Energy leaders grapple with low-carbon future at virtual CERAWeek conference

NEW YORK (Reuters) – Global energy leaders and other luminaries like Microsoft co-founder Bill Gates bored in on the tough road to transforming world economies to a lower-carbon future at the kickoff of the all-virtual CERAWeek conference on Monday.

Within that, there was a notable bit of tension as some oil and gas executives still asserted their primacy, noting the need for fossil fuels to drive economic activity. CERAWeek, the world’s largest oil-and-gas conference, returns this week after a hiatus in 2020 due to the coronavirus pandemic, and at a time when oil demand is still struggling to recover from the demand destruction wrought.

Panelists were quick to talk up ambitious plans for lowering carbon emissions, boosting investment in new technologies related to hydrogen, carbon capture and renewables.

However, the primary message was that achieving “net zero” – where polluting emissions are offset by technologies that absorb carbon dioxide for the atmosphere – is going to be difficult.

“There just isn’t yet enough renewable energy to fuel all of the energy that people need. That’s in developed countries,” said Andy Jassy, head of Inc’s cloud division who will succeed Jeff Bezos as CEO this summer.

He said the company had announced its goal for net zero emissions at a time when it had not entirely figured out how to get there.

In a keynote discussion, Gates focused on what he called the “green premium,” the cost of products or investments that are more environmentally friendly compared with those that emit more pollution. As technologies improve, those costs will decline.

Coronavirus stopped billions of people from traveling and wiped out one-fifth of worldwide demand for fuel. The U.S. fossil fuel industry is still reeling after tens of thousands of jobs were lost. The pandemic has also accelerated the energy transition, interrupting a steady rise in fuel consumption that may have otherwise continued for several more years unabated.

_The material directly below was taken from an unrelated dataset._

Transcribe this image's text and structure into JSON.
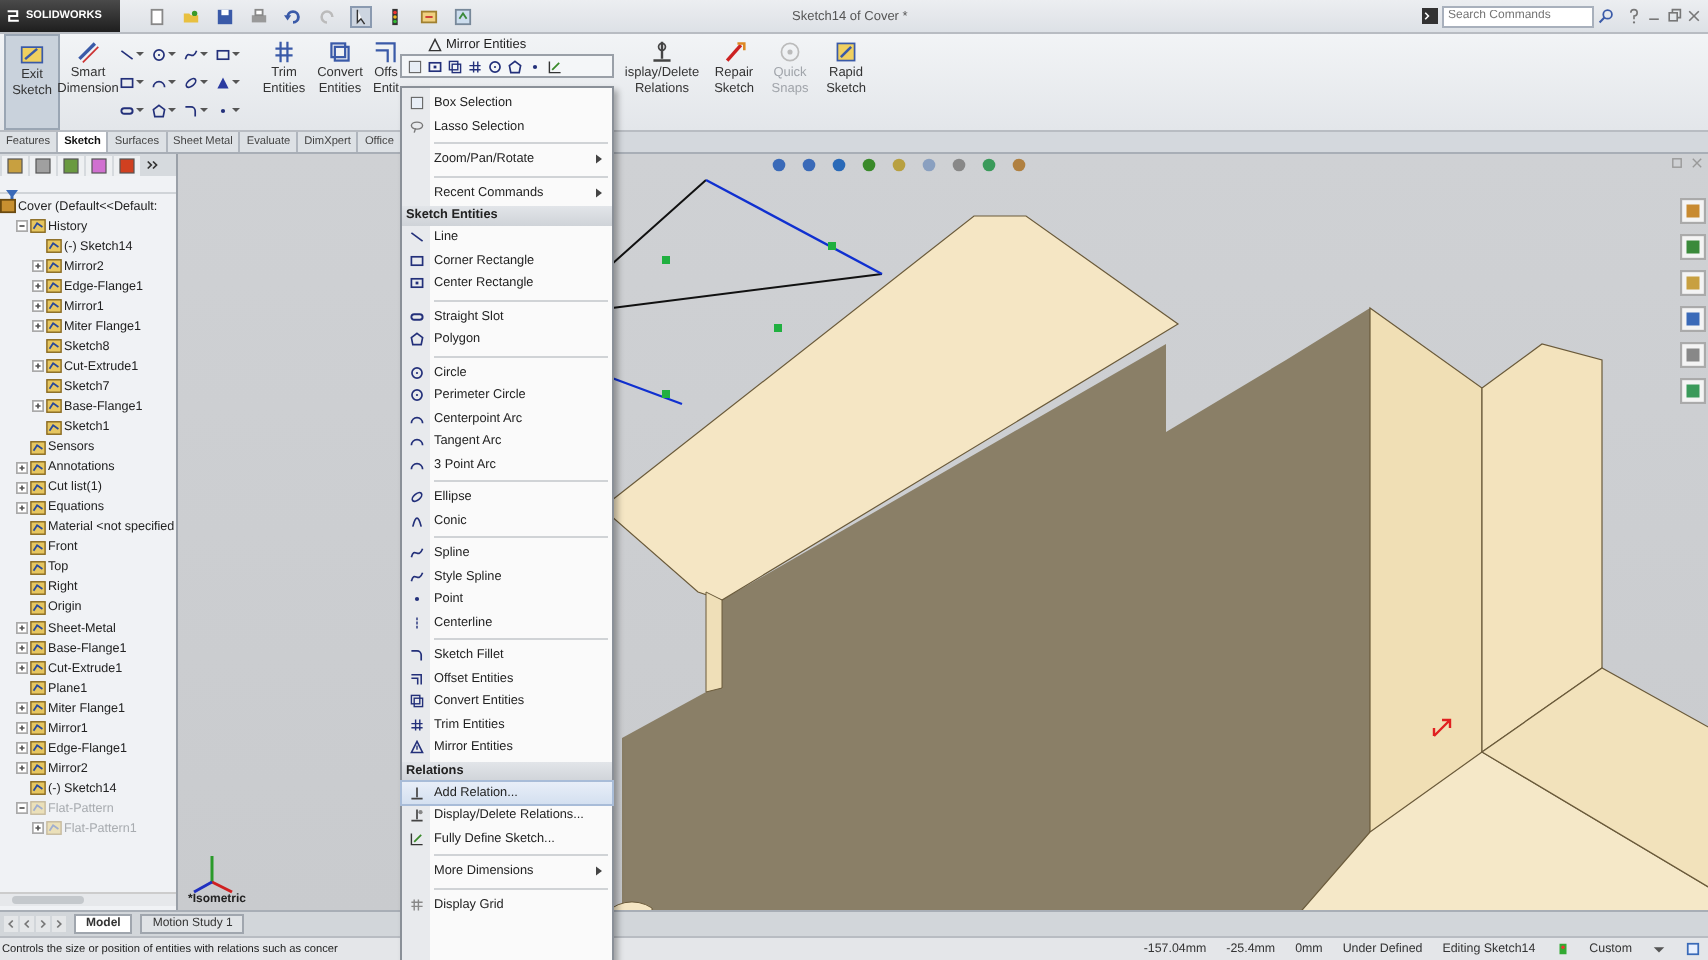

Since the 2019 conference, many of the world’s major oil companies have set ambitious goals to shift new investments to technologies that will reduce carbon emissions to slow global warming. U.K.-based BP Plc has largely jettisoned its oil exploration team; U.S. auto giant General Motors Co announced plans to stop making gasoline and diesel-powered vehicles in 15 years.

“The tone is different: There’s one theme that permeates the entire conference and that is energy transition,” said CERAWeek Founder Dan Yergin, vice chair of IHSMarkit.

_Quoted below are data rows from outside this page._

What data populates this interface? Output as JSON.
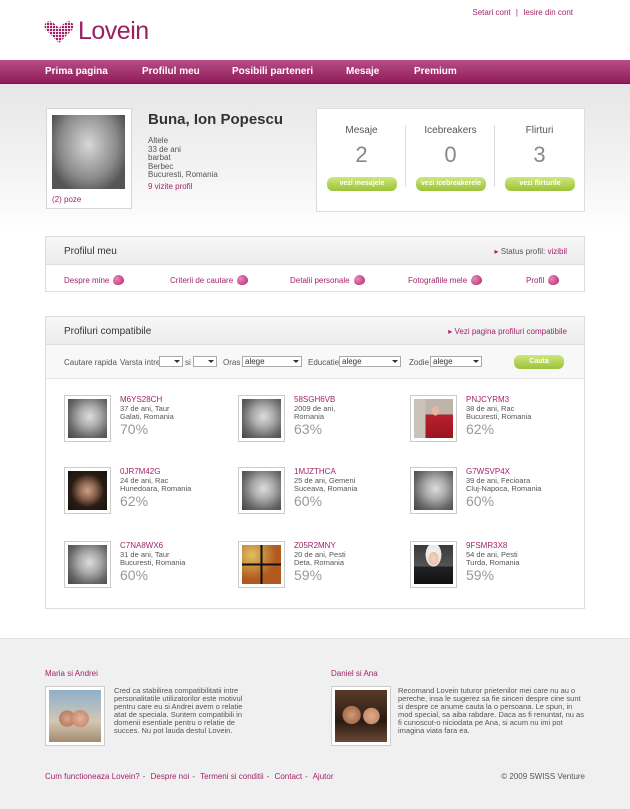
{
  "header": {
    "logo_text": "Lovein",
    "links": [
      "Setari cont",
      "Iesire din cont"
    ],
    "brand_color": "#9c1f61"
  },
  "nav": {
    "items": [
      "Prima pagina",
      "Profilul meu",
      "Posibili parteneri",
      "Mesaje",
      "Premium"
    ]
  },
  "user": {
    "greeting": "Buna, Ion Popescu",
    "info_lines": [
      "Altele",
      "33 de ani",
      "barbat",
      "Berbec",
      "Bucuresti, Romania"
    ],
    "visits": "9 vizite profil",
    "photos": "(2) poze"
  },
  "stats": [
    {
      "label": "Mesaje",
      "count": "2",
      "button": "vezi mesajele"
    },
    {
      "label": "Icebreakers",
      "count": "0",
      "button": "vezi icebreakerele"
    },
    {
      "label": "Flirturi",
      "count": "3",
      "button": "vezi flirturile"
    }
  ],
  "profile_section": {
    "title": "Profilul meu",
    "status_label": "Status profil:",
    "status_value": "vizibil",
    "links": [
      "Despre mine",
      "Criterii de cautare",
      "Detalii personale",
      "Fotografiile mele",
      "Profil"
    ]
  },
  "compatible": {
    "title": "Profiluri compatibile",
    "view_link": "Vezi pagina profiluri compatibile",
    "search": {
      "label": "Cautare rapida",
      "age_label": "Varsta intre",
      "and": "si",
      "city_label": "Oras",
      "city_value": "alege",
      "edu_label": "Educatie",
      "edu_value": "alege",
      "sign_label": "Zodie",
      "sign_value": "alege",
      "button": "Cauta"
    },
    "profiles": [
      {
        "code": "M6YS28CH",
        "line1": "37 de ani, Taur",
        "line2": "Galati, Romania",
        "match": "70%",
        "pic": "bw"
      },
      {
        "code": "58SGH6VB",
        "line1": "2009 de ani,",
        "line2": "Romania",
        "match": "63%",
        "pic": "bw"
      },
      {
        "code": "PNJCYRM3",
        "line1": "38 de ani, Rac",
        "line2": "Bucuresti, Romania",
        "match": "62%",
        "pic": "red"
      },
      {
        "code": "0JR7M42G",
        "line1": "24 de ani, Rac",
        "line2": "Hunedoara, Romania",
        "match": "62%",
        "pic": "dark"
      },
      {
        "code": "1MJZTHCA",
        "line1": "25 de ani, Gemeni",
        "line2": "Suceava, Romania",
        "match": "60%",
        "pic": "bw"
      },
      {
        "code": "G7WSVP4X",
        "line1": "39 de ani, Fecioara",
        "line2": "Cluj-Napoca, Romania",
        "match": "60%",
        "pic": "bw"
      },
      {
        "code": "C7NA8WX6",
        "line1": "31 de ani, Taur",
        "line2": "Bucuresti, Romania",
        "match": "60%",
        "pic": "bw"
      },
      {
        "code": "Z05R2MNY",
        "line1": "20 de ani, Pesti",
        "line2": "Deta, Romania",
        "match": "59%",
        "pic": "grid"
      },
      {
        "code": "9FSMR3X8",
        "line1": "54 de ani, Pesti",
        "line2": "Turda, Romania",
        "match": "59%",
        "pic": "woman"
      }
    ]
  },
  "testimonials": [
    {
      "names": "Maria si Andrei",
      "text": "Cred ca stabilirea compatibilitatii intre personalitatile utilizatorilor este motivul pentru care eu si Andrei avem o relatie atat de speciala. Suntem compatibili in domenii esentiale pentru o relatie de succes. Nu pot lauda destul Lovein."
    },
    {
      "names": "Daniel si Ana",
      "text": "Recomand Lovein tuturor prietenilor mei care nu au o pereche, insa le sugerez sa fie sinceri despre cine sunt si despre ce anume cauta la o persoana. Le spun, in mod special, sa aiba rabdare. Daca as fi renuntat, nu as fi cunoscut-o niciodata pe Ana, si acum nu imi pot imagina viata fara ea."
    }
  ],
  "footer": {
    "links": [
      "Cum functioneaza Lovein?",
      "Despre noi",
      "Termeni si conditii",
      "Contact",
      "Ajutor"
    ],
    "copyright": "© 2009 SWISS Venture"
  }
}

Several of those oil companies also wanted to make clear that they had a role to play as well. “One of the most urgent things we can do to combat global warming is to back carbon-emitting companies that are committed to get to net zero,” said BP CEO Bernard Looney.

Other speakers expected to appear at CERAWeek include Mohammed Barkindo, secretary general of the Organization of the Petroleum Exporting Countries, and CEOs of Exxon Mobil, Total, Chevron and Occidental Petroleum.

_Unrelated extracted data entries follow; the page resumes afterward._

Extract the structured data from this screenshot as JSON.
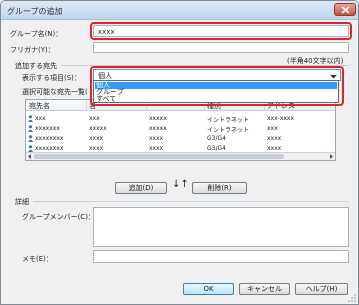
{
  "window": {
    "title": "グループの追加"
  },
  "form": {
    "group_name_label": "グループ名(N)：",
    "group_name_value": "xxxx",
    "furigana_label": "フリガナ(Y)：",
    "furigana_value": "",
    "furigana_hint": "(半角40文字以内)"
  },
  "members_section": {
    "title": "追加する宛先",
    "display_item_label": "表示する項目(S)：",
    "display_item_selected": "個人",
    "options": [
      "個人",
      "グループ",
      "すべて"
    ],
    "available_list_label": "選択可能な宛先一覧(",
    "columns": [
      "宛先名",
      "名",
      "",
      "種別",
      "アドレス"
    ],
    "rows": [
      {
        "name": "xxx",
        "c2": "xxx",
        "c3": "xxxxx",
        "type": "イントラネット",
        "addr": "xxx-xxxx"
      },
      {
        "name": "xxxxxxx",
        "c2": "xxxxx",
        "c3": "xxxxx",
        "type": "イントラネット",
        "addr": "xxx"
      },
      {
        "name": "xxxxxxxx",
        "c2": "xxxx",
        "c3": "xxxx",
        "type": "G3/G4",
        "addr": "xxxx"
      },
      {
        "name": "xxxxxxxx",
        "c2": "xxxx",
        "c3": "xxxx",
        "type": "G3/G4",
        "addr": "xxxx"
      }
    ]
  },
  "transfer": {
    "add_label": "追加(D)",
    "remove_label": "削除(R)",
    "arrows": "↓↑"
  },
  "details": {
    "title": "詳細",
    "members_label": "グループメンバー(C)：",
    "memo_label": "メモ(E)："
  },
  "footer": {
    "ok_label": "OK",
    "cancel_label": "キャンセル",
    "help_label": "ヘルプ(H)"
  },
  "colors": {
    "highlight": "#e0242d",
    "selection": "#3399ff"
  },
  "icons": {
    "close": "close-icon",
    "user": "user-icon",
    "dropdown": "chevron-down-icon"
  }
}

But they will participate in panels focusing on the energy transition. Barkindo will discuss what kind of a recovery oil and gas will have as future demand is challenged. Occidental CEO Vicki Hollub and Ahmed Al Jaber, United Arab Emirates minister of state, are slated to tackle cutting carbon emissions.

Oil companies have come under increasing pressure from shareholders, governments and activists to show how they are changing their businesses from fossil fuels toward renewables, and to accelerate that transition.

However, numerous speakers warned that the viability of certain technologies, such as hydrogen, remains far in the future.

“Hydrogen will not be the solution to each and every thing,” said Siemens Energy CEO Christian Bruch. “I don’t see really a large scale commercial viability any time before 2025 or even the end of the decade.”